Coming back to Canada last week, on the airplane, via THE GLOBE AND MAIL (Canada's National Newspaper), I read about the handful of Canadians killed by fire (both friendly and decidedly unfriendly) in Afghanistan, and, scanning the photos of the deceased, I realized that I knew one of them.
Or knew of him, anyways. Had shared the same track, at least, way back when.
I sat there in disbelief for a few moments. Could it be the same guy I knew as a teenager, the towering sprinter a few years older than us we had so admiringly dubbed 'Zeus', in awe of his size, speed and general invincibility? I didn't want to believe it -- but how many black Canadians named Mark Graham were there? It had to be him, damnit.
I soon learned that it was, in fact, the Mark Graham that had once ruled the Ontario high school track circuit. And I suddenly felt older. More mortal.
As teenagers, us distance runners at the Ontario championships would sometimes stop to watch the sprinters strut their stuff. Distance running and sprinting share as much in common as ballet and target shooting. The track events that we participated in -- the 800 metres, the 1500 metres, the 3000 metres -- emphasized endurance over speed. (Yes, the 800 metres is fast, but it's nothing like a sprint.) Those who ran in the 100, 200 and even the 400 were a breed apart. They moved. They soared. They flat-out fucking flew.
Mark Graham was big. And fast. Almost titanic. I remember lounging on the grass lining the oval track, my own events gratefully completed, my mouth sucking back water, waiting for the sprinters to do what they were built to do.
The sun shone. The sky was blue. Mark Graham took to the track and buzzed on by like a Japanese bullet train. The whoosh of his speed -- I still remember it. Us distance runners looked at each other and shook our heads and wondered what it would be like to fly that fast. Only minutes earlier, we had run that same track, but it was his now, his to mold and dissect with his strength and his power.
And now he's dead.
Killed by American friendly-fire in Afghanistan, so far from the world he grew up in. At one point in time we were both high school students sharing the same track meet, competing in diverging events, only the sun and the sweat and the joy of our bodies linking us together.
I felt very old, reading that newspaper on that plane. Reading about the death of someone my teenage self had known as 'Zeus'. Trying to imagine what you could say to the teenage Mark Graham, that invincible sprinter: "One day you will be killed in a land called Afghanistan, serving your country, helping to rebuild a sick and stricken land." Would he have believed it? Would anyone?
Then, days later, a deranged lunatic shoots up a Montreal college, killing one, wounding dozens. Only two hours away from where I type these words.
There's the temptation to wonder: What's going on here? Is the world hopeless? How can young and decent men and women die such violent, terrible deaths?
I thought of Cambodia, where I lived for over two years, and the madness of its genocide.
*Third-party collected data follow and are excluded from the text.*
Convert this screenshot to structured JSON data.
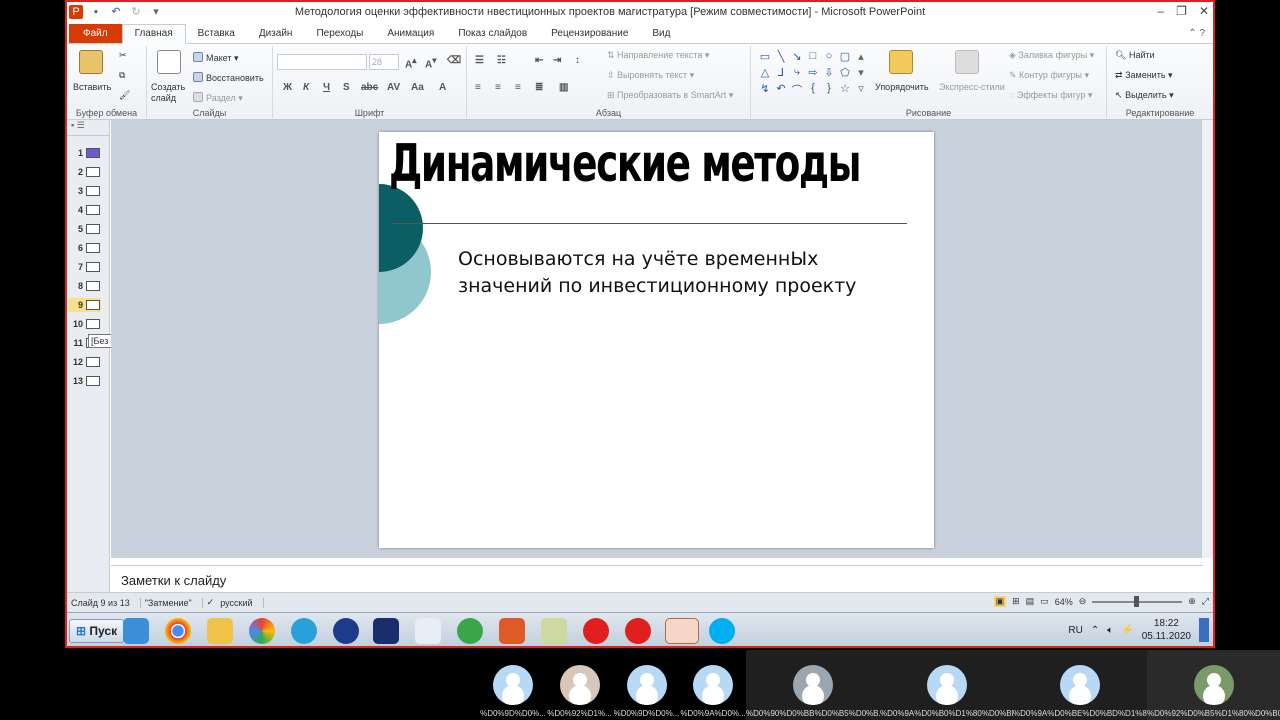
{
  "window": {
    "title": "Методология оценки эффективности нвестиционных проектов магистратура [Режим совместимости]  -  Microsoft PowerPoint"
  },
  "tabs": [
    "Файл",
    "Главная",
    "Вставка",
    "Дизайн",
    "Переходы",
    "Анимация",
    "Показ слайдов",
    "Рецензирование",
    "Вид"
  ],
  "ribbon": {
    "clipboard": {
      "label": "Буфер обмена",
      "paste": "Вставить"
    },
    "slides": {
      "label": "Слайды",
      "new_slide": "Создать слайд",
      "layout": "Макет",
      "reset": "Восстановить",
      "section": "Раздел"
    },
    "font": {
      "label": "Шрифт",
      "size": "28"
    },
    "paragraph": {
      "label": "Абзац",
      "text_direction": "Направление текста",
      "align_text": "Выровнять текст",
      "smartart": "Преобразовать в SmartArt"
    },
    "drawing": {
      "label": "Рисование",
      "arrange": "Упорядочить",
      "quick_styles": "Экспресс-стили",
      "shape_fill": "Заливка фигуры",
      "shape_outline": "Контур фигуры",
      "shape_effects": "Эффекты фигур"
    },
    "editing": {
      "label": "Редактирование",
      "find": "Найти",
      "replace": "Заменить",
      "select": "Выделить"
    }
  },
  "slide_list": {
    "items": [
      "1",
      "2",
      "3",
      "4",
      "5",
      "6",
      "7",
      "8",
      "9",
      "10",
      "11",
      "12",
      "13"
    ],
    "selected": "9",
    "tooltip": "[Без заголовка]"
  },
  "slide": {
    "title": "Динамические методы",
    "body": "Основываются на учёте временнЫх значений по инвестиционному проекту"
  },
  "notes": {
    "placeholder": "Заметки к слайду"
  },
  "statusbar": {
    "slide_counter": "Слайд 9 из 13",
    "theme": "\"Затмение\"",
    "language": "русский",
    "zoom": "64%"
  },
  "taskbar": {
    "start": "Пуск",
    "lang": "RU",
    "time": "18:22",
    "date": "05.11.2020"
  },
  "participants": [
    "%D0%9D%D0%...",
    "%D0%92%D1%...",
    "%D0%9D%D0%...",
    "%D0%9A%D0%...",
    "%D0%90%D0%BB%D0%B5%D0%B...",
    "%D0%9A%D0%B0%D1%80%D0%BF...",
    "%D0%9A%D0%BE%D0%BD%D1%8...",
    "%D0%92%D0%B5%D1%80%D0%B0..."
  ],
  "colors": {
    "accent": "#d83b01",
    "slide_teal_dark": "#0b5f62",
    "slide_teal_light": "#8fc7cc",
    "selection": "#fbe08a"
  }
}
I thought of Japan, where I lived for four years, and the unrivalled animosity of its solidiers during WWII. The Japanese and the Cambodians are the nicest people you will ever, ever meet -- and yet they, too, have known violence. Have embraced violence. (As have the Germans. And the Rwandans. And that Canadian gunman, weapon in hand, eager to kill. Just because.)
The only comfort, for me, is the realization that each day, covertly, the world over, acts of kindness and grace also find their way into the light. People being civil to one another. People helping one another. People doing good because it is good to do good.
To see violence as an aberration, an anomaly, endemic to certain countries or particular races -- that, for me, is a skewed viewpoint. Violence is a part of our nature, a part of humanity, an offshoot of evolution, perhaps, inevitable and unavoidable. How to contain it, how to divert it, how to not give in to our own lesser natures -- these are the questions that must be considered. We will never eradicate violence; we can only seek to prevent it as best as we can, and attempt to unleash our own, nobler angels as much as possible.
Still.
The students at Dawson College began their day of terror the same way we begin all our days. They woke up, pissed, downed some cereal, argued with their parents. ("Whatever, Ma.") Mark Graham woke up, showered, strapped on some guns, made some jokes. Then was killed. Makes no sense. And never will.
Zeus, dead and gone. I remember watching him streak. I remember the sunshine of those days. I remember our youth. We were all so strong and fast and aiming for the finish line, knowing it was close, not realizing how fragile those days were, how arbitrary that line was. Everything we needed was there. Everything was available. We had our shoes and our numbers. The track was ours. There would always be another day, another race, another chance, next year, perhaps, to watch Zeus demolish the competition. Another opportunity to revel in our possibilities.